WaitFoster falters, blinks once at Herbert; the absolute enthusiasm of delusion is collides with the totalitarianism of fear. Never have his instincts been so utterly split. Never has he been so confused about how to be. Who, or what, those are ambiguous and ever shifting, but--
The deadlock is not so much broken as balanced when a third emotion--if one can call it and 'yes' and 'no' emotions to begin with--rises in him to set the scale.
Doubt.
He lets go of the table. Steps back, uncertainly--eyeing Herbert, sideways, clearly uncertain. Dubious. Suspicious. Neither willing nor afraid. But nor either unwilling or unafraid.
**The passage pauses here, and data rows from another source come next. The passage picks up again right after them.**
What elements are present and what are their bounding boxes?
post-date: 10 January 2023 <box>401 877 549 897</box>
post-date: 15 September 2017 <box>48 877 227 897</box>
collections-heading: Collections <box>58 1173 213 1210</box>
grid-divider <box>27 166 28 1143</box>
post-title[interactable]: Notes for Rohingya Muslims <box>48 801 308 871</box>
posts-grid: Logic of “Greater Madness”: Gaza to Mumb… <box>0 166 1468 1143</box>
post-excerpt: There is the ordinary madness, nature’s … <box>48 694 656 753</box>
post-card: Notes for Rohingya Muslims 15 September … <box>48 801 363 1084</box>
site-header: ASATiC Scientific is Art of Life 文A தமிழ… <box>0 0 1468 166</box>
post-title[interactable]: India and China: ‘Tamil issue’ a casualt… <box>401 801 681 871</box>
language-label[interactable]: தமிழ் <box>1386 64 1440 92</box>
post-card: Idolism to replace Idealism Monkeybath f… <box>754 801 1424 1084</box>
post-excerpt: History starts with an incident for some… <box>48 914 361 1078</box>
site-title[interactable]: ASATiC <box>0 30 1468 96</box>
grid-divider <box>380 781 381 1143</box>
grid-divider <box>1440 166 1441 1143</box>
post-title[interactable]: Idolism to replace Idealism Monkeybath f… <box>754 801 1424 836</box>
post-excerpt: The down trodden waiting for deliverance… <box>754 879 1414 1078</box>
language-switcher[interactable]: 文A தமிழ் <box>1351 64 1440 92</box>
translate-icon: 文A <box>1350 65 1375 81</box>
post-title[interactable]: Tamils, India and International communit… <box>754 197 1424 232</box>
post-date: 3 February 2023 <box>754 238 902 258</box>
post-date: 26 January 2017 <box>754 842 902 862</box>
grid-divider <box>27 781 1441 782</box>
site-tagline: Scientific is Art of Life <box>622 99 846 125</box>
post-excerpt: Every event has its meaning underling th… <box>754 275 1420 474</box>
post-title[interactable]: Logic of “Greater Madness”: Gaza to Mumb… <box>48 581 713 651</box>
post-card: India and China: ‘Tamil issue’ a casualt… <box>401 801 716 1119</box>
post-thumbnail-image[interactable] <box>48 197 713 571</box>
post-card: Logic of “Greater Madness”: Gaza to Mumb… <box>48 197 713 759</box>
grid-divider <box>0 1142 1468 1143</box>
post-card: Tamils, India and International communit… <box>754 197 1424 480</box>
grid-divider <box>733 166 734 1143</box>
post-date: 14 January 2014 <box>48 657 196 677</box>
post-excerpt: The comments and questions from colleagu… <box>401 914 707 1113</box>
Finally, there's nothing else for him to do but put on a smile.
So he does.
no subject
"You've been the one responsible for the abundance of test subjects, correct?" His voice is louder again, now that the questionable aspect (or at least the bit he's aware is questionable) has been dealt with. "I'll require some personally and individually, preferably with similar brain damage but if you can't manage that I'll see to it myself." He's confident again, none of his confusion making it through into his voice.
no subject
He knows what it means if he says yes, knows that he will be contributing to his own destruction, his own downfall, his own--
"......"
But he won't refuse. He won't. He can't. It is not... his right to decide. He has... he has to fulfill every requirement, and let fate itself decide for him. That is... what his suffering is for. To achieve, to absolve, to allow, at last, the mechanism of fate to turn for him, to unlock the power behind divine apathia, divine aphasia, and reveal his purpose at last...!
So he doesn't refuse, but he finds himself trembling. He's shaking, he's shaking and he doesn't know if it's fear or excitement or both, some terrible chemical reaction of joy and despair--!
"Yes. Yes. I..." He can't finish the sentence. He can't finish it. He can't. He's. Fuck. Fuck. He needs to go.
no subject
"I'm in Trailer 16, deliver the specimens to me after hours." And then he picks his fork back up again. He'll let himself leave after just another four mouthfuls. That will be sufficient, with the reagent helping.